While some of the capsule's contents relate to the time it was buried — as Canadians struggled through the worst of the Great Depression — there was little to explain the mysterious elephant.
The ivory carving is small enough to hold in one hand and has no markings or inscriptions, although it does have a hook on top, suggesting it could be worn on a chain.
More informative were the four Toronto newspapers found inside the copper box that served as the capsule. The Toronto Daily Star, The Globe, The Mail and Empire and The Evening Telegram are all dated Sept. 21, 1931.
On that day, according to the papers, there were fears over Britain's monetary system and Canada's jobless, while tensions were growing between China and Japan.
The box, which measures 30 centimetres by 20 centimetres by 20 centimetres, has no external markings or writing although the date and some initials appear inside.
The box was buried beneath a stone at the front of Maple Leaf Gardens when it was built in 1931 by Conn Smythe, who owned the hockey team.
The historic arena at the corner of Church and Carlton Streets was home to the Leafs until 1999 when the team moved to a new building. It also played host to The Beatles, Elvis Presley and many other popular stars of the last century as well as top sporting events.

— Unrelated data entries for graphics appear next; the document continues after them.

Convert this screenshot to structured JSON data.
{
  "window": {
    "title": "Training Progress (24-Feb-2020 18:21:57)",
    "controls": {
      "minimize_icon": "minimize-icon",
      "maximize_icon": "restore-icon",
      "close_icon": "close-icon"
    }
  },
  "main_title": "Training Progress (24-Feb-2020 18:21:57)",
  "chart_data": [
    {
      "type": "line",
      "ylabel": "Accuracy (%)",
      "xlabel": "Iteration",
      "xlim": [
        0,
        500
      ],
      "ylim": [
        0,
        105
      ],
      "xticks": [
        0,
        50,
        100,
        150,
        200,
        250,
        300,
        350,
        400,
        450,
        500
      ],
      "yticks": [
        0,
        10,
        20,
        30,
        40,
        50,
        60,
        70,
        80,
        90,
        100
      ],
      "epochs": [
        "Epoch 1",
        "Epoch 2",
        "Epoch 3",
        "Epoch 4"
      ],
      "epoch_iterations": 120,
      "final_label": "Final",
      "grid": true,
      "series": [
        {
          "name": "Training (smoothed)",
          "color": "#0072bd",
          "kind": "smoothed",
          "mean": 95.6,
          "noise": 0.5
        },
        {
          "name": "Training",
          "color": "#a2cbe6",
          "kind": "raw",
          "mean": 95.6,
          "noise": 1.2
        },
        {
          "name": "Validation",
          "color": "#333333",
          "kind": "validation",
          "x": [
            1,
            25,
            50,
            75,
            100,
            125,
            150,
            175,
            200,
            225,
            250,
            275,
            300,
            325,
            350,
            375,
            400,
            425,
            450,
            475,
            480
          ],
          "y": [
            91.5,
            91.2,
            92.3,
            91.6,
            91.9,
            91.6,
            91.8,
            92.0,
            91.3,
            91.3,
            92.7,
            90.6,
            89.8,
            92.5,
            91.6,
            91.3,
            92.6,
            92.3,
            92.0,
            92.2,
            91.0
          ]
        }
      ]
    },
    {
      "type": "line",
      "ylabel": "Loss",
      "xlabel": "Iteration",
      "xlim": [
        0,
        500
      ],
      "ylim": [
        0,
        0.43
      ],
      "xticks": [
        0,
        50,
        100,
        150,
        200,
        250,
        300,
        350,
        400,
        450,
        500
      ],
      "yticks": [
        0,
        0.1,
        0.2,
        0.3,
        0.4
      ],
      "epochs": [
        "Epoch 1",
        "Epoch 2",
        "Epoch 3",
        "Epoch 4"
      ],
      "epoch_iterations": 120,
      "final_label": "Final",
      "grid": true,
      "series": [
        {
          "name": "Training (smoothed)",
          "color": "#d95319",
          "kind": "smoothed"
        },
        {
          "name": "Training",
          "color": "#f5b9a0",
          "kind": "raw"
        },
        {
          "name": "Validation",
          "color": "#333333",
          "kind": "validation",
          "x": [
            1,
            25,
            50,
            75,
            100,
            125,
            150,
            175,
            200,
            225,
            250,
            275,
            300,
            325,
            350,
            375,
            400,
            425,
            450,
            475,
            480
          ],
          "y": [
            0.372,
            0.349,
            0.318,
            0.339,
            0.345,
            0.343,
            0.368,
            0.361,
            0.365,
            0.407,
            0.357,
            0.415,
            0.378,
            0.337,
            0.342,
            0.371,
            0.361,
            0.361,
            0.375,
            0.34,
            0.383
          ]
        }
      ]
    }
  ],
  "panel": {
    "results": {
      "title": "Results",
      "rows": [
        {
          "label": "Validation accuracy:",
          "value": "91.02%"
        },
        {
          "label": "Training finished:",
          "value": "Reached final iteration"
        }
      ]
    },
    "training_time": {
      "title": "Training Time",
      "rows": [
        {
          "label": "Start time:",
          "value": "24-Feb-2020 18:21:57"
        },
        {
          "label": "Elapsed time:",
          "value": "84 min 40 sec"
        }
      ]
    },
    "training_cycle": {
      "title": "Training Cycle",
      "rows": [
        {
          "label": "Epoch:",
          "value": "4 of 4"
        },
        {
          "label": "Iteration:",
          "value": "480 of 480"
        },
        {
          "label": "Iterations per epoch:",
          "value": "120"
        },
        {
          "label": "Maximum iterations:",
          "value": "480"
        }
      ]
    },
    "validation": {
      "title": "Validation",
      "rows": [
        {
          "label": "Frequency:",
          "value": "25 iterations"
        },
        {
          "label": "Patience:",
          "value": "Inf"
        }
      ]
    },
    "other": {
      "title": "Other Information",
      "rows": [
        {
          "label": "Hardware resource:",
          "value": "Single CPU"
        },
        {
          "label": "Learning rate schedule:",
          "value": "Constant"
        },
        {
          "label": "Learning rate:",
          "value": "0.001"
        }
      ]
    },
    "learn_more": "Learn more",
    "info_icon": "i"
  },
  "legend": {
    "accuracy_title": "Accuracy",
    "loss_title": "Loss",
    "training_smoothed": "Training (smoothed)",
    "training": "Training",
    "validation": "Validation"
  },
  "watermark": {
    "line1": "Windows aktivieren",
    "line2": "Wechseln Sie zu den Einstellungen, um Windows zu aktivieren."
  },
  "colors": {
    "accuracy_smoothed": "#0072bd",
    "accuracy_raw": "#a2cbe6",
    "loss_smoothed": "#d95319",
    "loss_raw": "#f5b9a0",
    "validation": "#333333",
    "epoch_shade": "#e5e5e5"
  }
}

In 2009, work began to turn the Gardens into a combination Loblaws grocery store and an athletic centre for nearby Ryerson University.
The somewhat tarnished copper time capsule was found during the renovations.
Other items found inside included a four-page letter from the directors of Maple Leaf Gardens describing the design and construction details of the new arena, three official hockey rule books and a Toronto municipal handbook.
"Maple Leaf Gardens holds a lot of special memories for millions of Canadians and, it turns out, it also held a few surprises from 1931 that were just waiting to be found," Sheldon Levy, president of Ryerson University, said Thursday.
"I wonder if those that put the time capsule there in 1931 would have ever imagined that 80 years later there would be a great Loblaws store there and a complex for a university that didn't even exist," he added during a ceremony at Ryerson.
Levy set the scene for 1931, saying that besides being the year Maple Leaf Gardens opened, it was the year gangster Al Capone was sentenced. On opening night, he said, the Chicago Blackhawks beat the Leafs 2-1.
Loblaws and Ryerson are appealing to the public for any insights into what the tiny ivory pachyderm could mean. They are also looking for public input about what could go into a time capsule for the newly renovated building.
"We are curious to hear Canadians' ideas for the new time capsule," said Jane Marshall, vice-president of Loblaw Properties and Business Strategy.
The 1931 time capsule's contents are on public display at Ryerson University.